Let me explain, starting with Tillis, the Pride of Cornelius. He held another in his series of town hall meetings two days ago, this one in Hickory. Before the meeting, he got together with folks at the Hickory Record newspaper, where, once again, Tillis denied that cuts to the education budget enacted by the General Assembly have nothing to do with 1,853 public school teachers and teacher assistants being laid off, nor with the 4,000-plus teacher and TA positions that were eliminated.
Now, Tillis wants to — get this — hold hearings to determine why school superintendents cut teaching jobs. Hmm, Tom, was it maybe because you took a big slice out of their budgets? But here’s the kicker: according to the Hickory Record editors, Tillis indicated the problem could be that politics were involved in why teachers were canned, presumably in order to make the GOP look bad.
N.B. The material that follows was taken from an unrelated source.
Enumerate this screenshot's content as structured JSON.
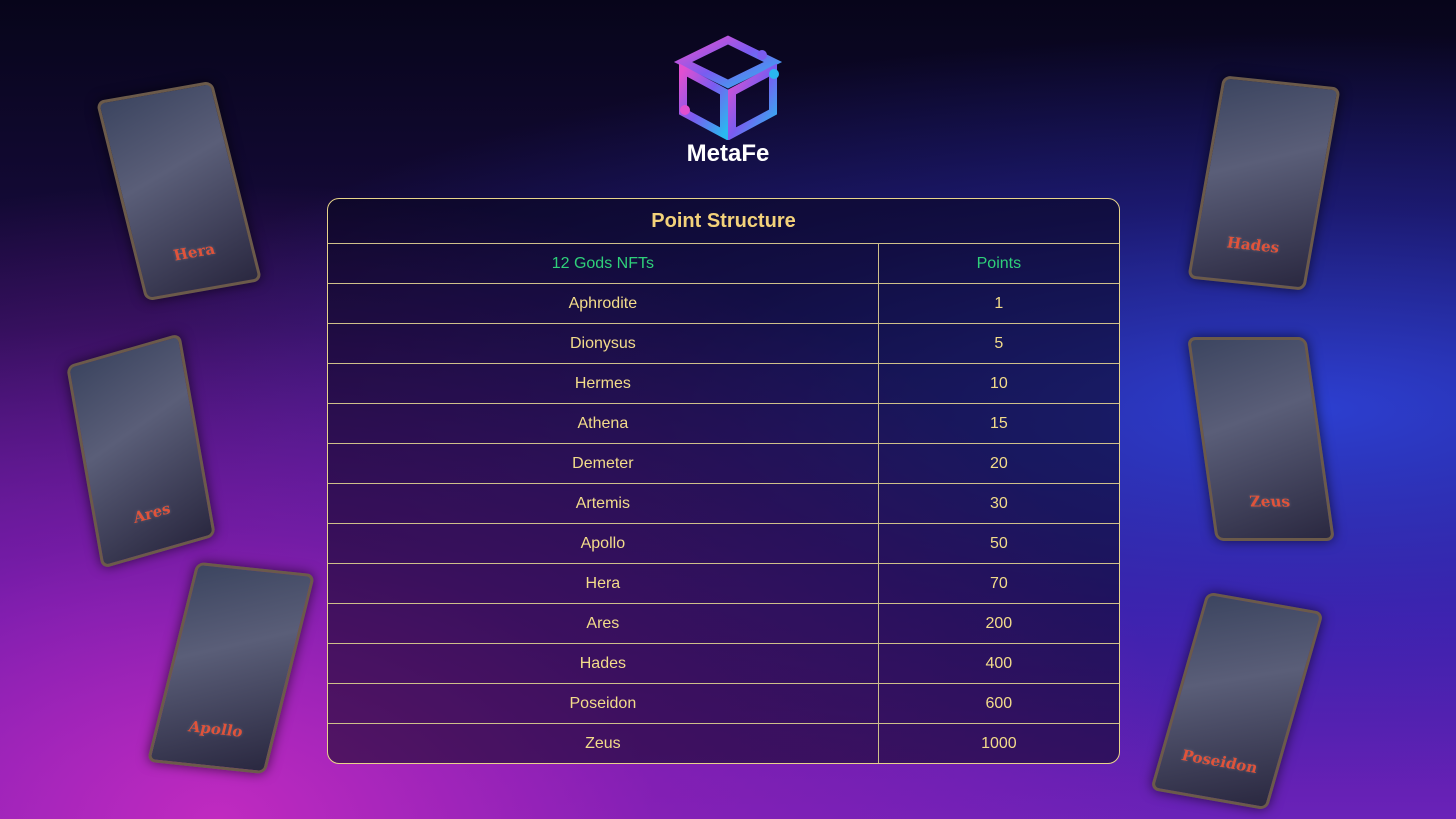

Huh?! It’s bad enough to not admit that cuts you directed in the legislature have cost thousands of teachers their jobs. But to come up with some cock-and-bull story about school superintendents laying off teachers to make you look bad is just, well, incredible — in every sense of the word, from “impossible to believe” and “far-fetched” to “astonishing” and “mind-boggling.”
Tillis’ hogwash about teacher layoffs is bad, but it pales before the “I’ll say absolutely anything to get elected” strategies of GOP presidential candidate Romney. The Robotic One has claimed that his tax plan would protect the middle class, but yesterday he took it even further on a Tampa TV news show, saying (with a straight face), “The policies I’ve put forward are tax cuts for the middle class. I’m proposing no tax cuts for the rich.”
To cut right to the chase, that's a flat-out lie. As Think Progress points out, Romney’s tax plan “consists of $6.6 trillion in tax cuts, the vast majority going to the wealthy and corporations.” And those middle class tax cuts? You’ll only get them if you pile up capital gains, which most middle-class families do not have.
It’s one thing for a politician to stretch the truth, but it’s quite another for him to simply lie through his teeth and deny the reality that everyone around him can see. In Romney’s case, the more I see him, the more he seems like someone to whom his own words don’t even mean much, especially considering the conglomeration of flip-flops, misdirections and outright lies he’s been throwing around. Just thought you'd like to know.